Advice to Young Journalists News Video

Downie: ‘Learn Basic Skills’ To Get A Job

BOSTON, Massachusetts, U.S.A. — Former Washington Post Executive Editor Leonard Downie, Jr, whose leadership helped the paper win 25 Pulitzers, told aspiring reporters to “learn the basic skills.”

In an interview with Youth Journalism International Senior Reporter Kiernan Majerus-Collins, Downie said that when he got into the business, “All I had to do was learn how to type.”

Now, he said, it is essential for anyone trying to become a reporter to have multimedia skills “whether or not they’re going to practice it all the time or not.

Downie said, though, that “while doing that, learn the basic skills of being a good journalist.”

“In this age of bloggers and tweeters, people may think that you don’t have to know the basics of deep digging reporting and storytelling,” Downie said.

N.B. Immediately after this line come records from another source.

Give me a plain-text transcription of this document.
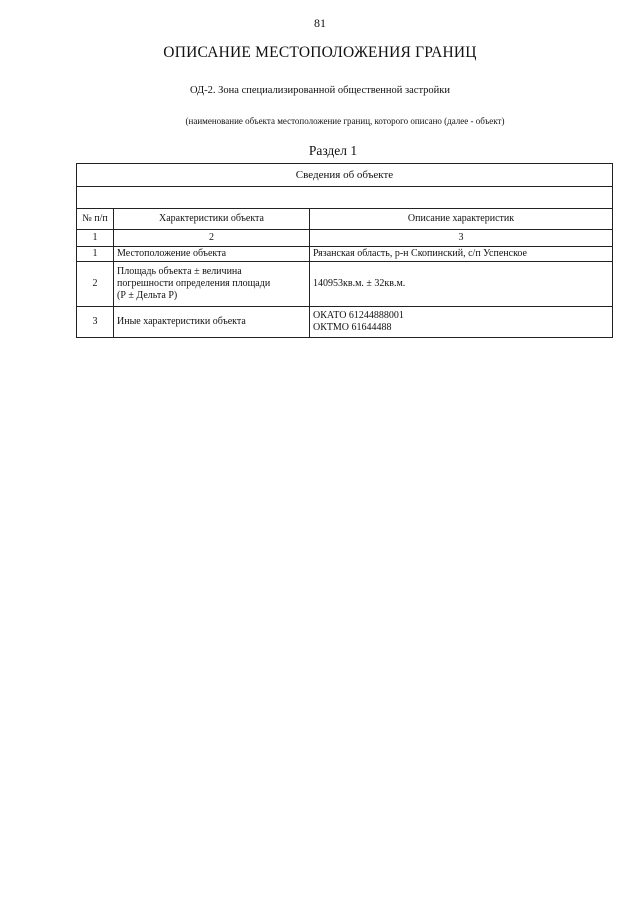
81
ОПИСАНИЕ МЕСТОПОЛОЖЕНИЯ ГРАНИЦ
ОД-2. Зона специализированной общественной застройки
(наименование объекта местоположение границ, которого описано (далее - объект)
Раздел 1
Сведения об объекте		

№ п/п	Характеристики объекта	Описание характеристик
1	2	3
1	Местоположение объекта	Рязанская область, р-н Скопинский, с/п Успенское

2	Площадь объекта ± величина
погрешности определения площади
(Р ± Дельта Р)	140953кв.м. ± 32кв.м.

3	Иные характеристики объекта	ОКАТО 61244888001
ОКТМО 61644488
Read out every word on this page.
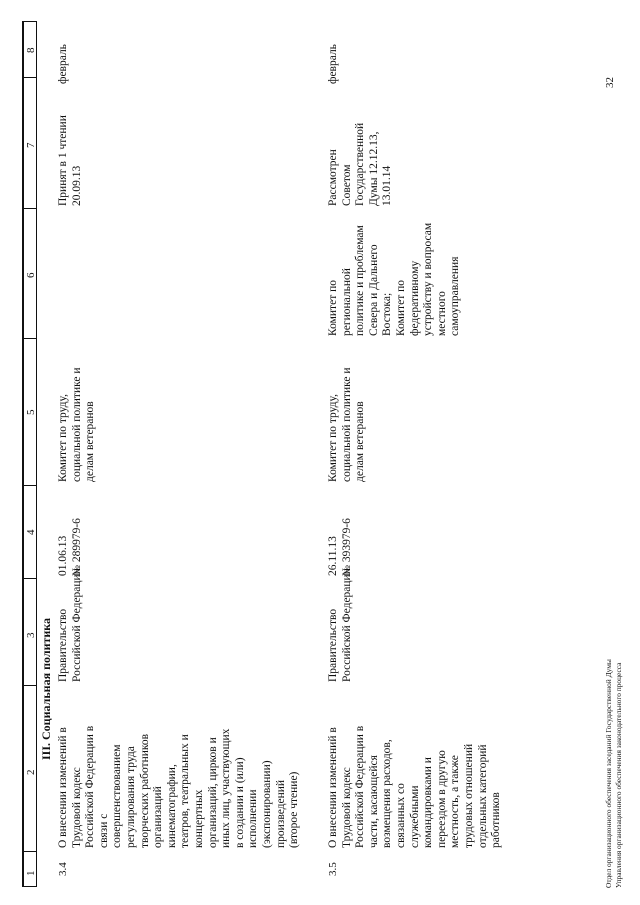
1
2
3
4
5
6
7
8
III. Социальная политика
3.4
О внесении изменений в
Трудовой кодекс
Российской Федерации в
связи с
совершенствованием
регулирования труда
творческих работников
организаций
кинематографии,
театров, театральных и
концертных
организаций, цирков и
иных лиц, участвующих
в создании и (или)
исполнении
(экспонировании)
произведений
(второе чтение)
Правительство
Российской Федерации
01.06.13
№ 289979-6
Комитет по труду,
социальной политике и
делам ветеранов
Принят в 1 чтении
20.09.13
февраль
3.5
О внесении изменений в
Трудовой кодекс
Российской Федерации в
части, касающейся
возмещения расходов,
связанных со
служебными
командировками и
переездом в другую
местность, а также
трудовых отношений
отдельных категорий
работников
Правительство
Российской Федерации
26.11.13
№ 393979-6
Комитет по труду,
социальной политике и
делам ветеранов
Комитет по
региональной
политике и проблемам
Севера и Дальнего
Востока;
Комитет по
федеративному
устройству и вопросам
местного
самоуправления
Рассмотрен
Советом
Государственной
Думы 12.12.13,
13.01.14
февраль
Отдел организационного обеспечения заседаний Государственной Думы Управления организационного обеспечения законодательного процесса
32
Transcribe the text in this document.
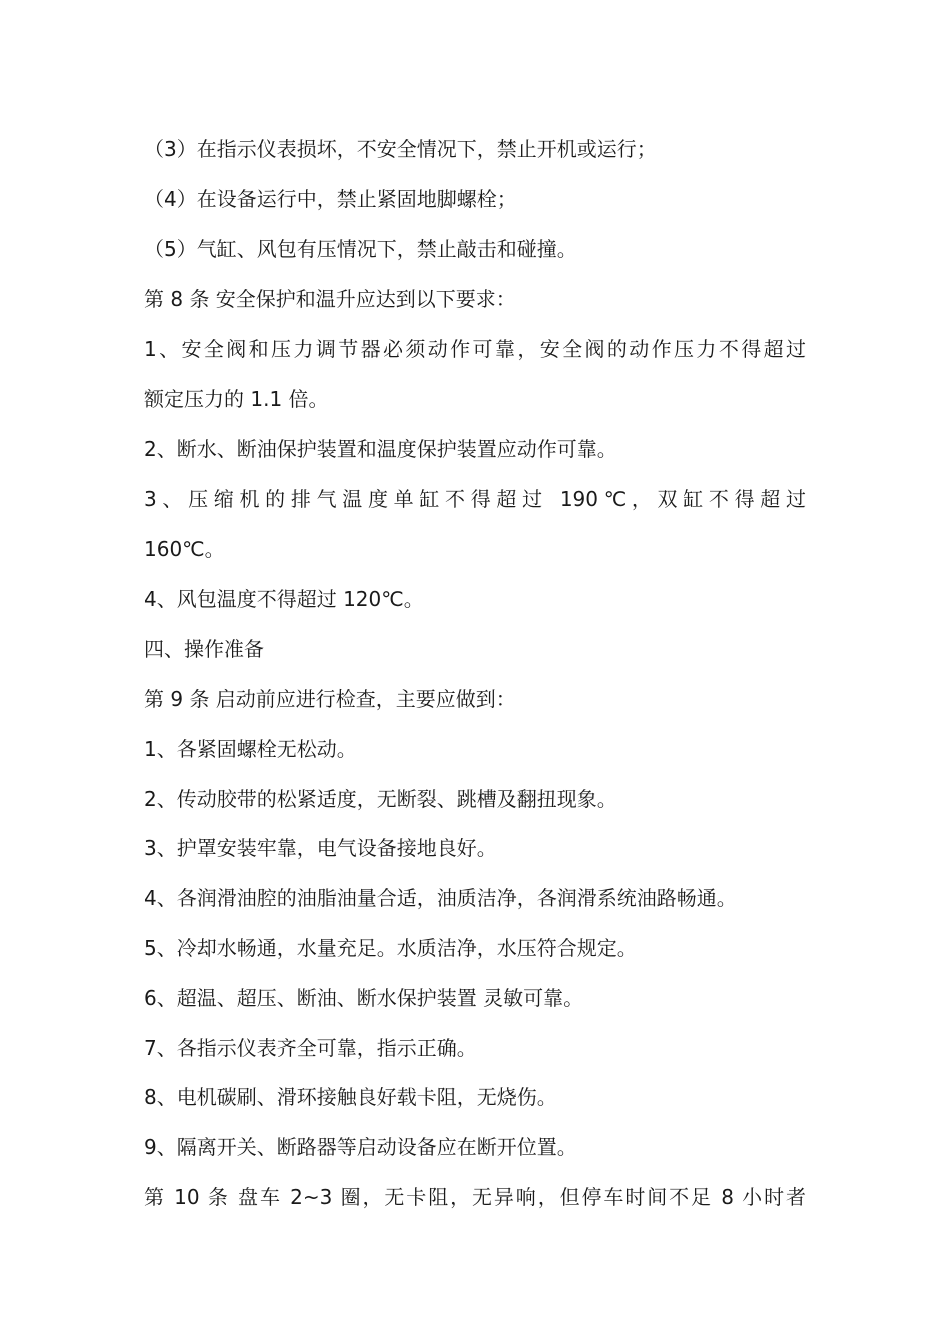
（3）在指示仪表损坏，不安全情况下，禁止开机或运行；
（4）在设备运行中，禁止紧固地脚螺栓；
（5）气缸、风包有压情况下，禁止敲击和碰撞。
第 8 条 安全保护和温升应达到以下要求：
1、安全阀和压力调节器必须动作可靠，安全阀的动作压力不得超过
额定压力的 1.1 倍。
2、断水、断油保护装置和温度保护装置应动作可靠。
3、压缩机的排气温度单缸不得超过 190℃，双缸不得超过
160℃。
4、风包温度不得超过 120℃。
四、操作准备
第 9 条 启动前应进行检查，主要应做到：
1、各紧固螺栓无松动。
2、传动胶带的松紧适度，无断裂、跳槽及翻扭现象。
3、护罩安装牢靠，电气设备接地良好。
4、各润滑油腔的油脂油量合适，油质洁净，各润滑系统油路畅通。
5、冷却水畅通，水量充足。水质洁净，水压符合规定。
6、超温、超压、断油、断水保护装置 灵敏可靠。
7、各指示仪表齐全可靠，指示正确。
8、电机碳刷、滑环接触良好载卡阻，无烧伤。
9、隔离开关、断路器等启动设备应在断开位置。
第 10 条 盘车 2~3 圈，无卡阻，无异响，但停车时间不足 8 小时者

He said, though, that aspiring journalists who can combine “those two things” will find work.

“If you can do that, there are jobs for you out there, there are opportunities for you,” Downie said during a brief interview at the national conference of Investigative Reporters and Editors in Boston this weekend.

After 44 years as a journalist for the Post, Downie is now a journalism professor at the Walter Cronkite School of Journalism and Mass Communication at Arizona State University.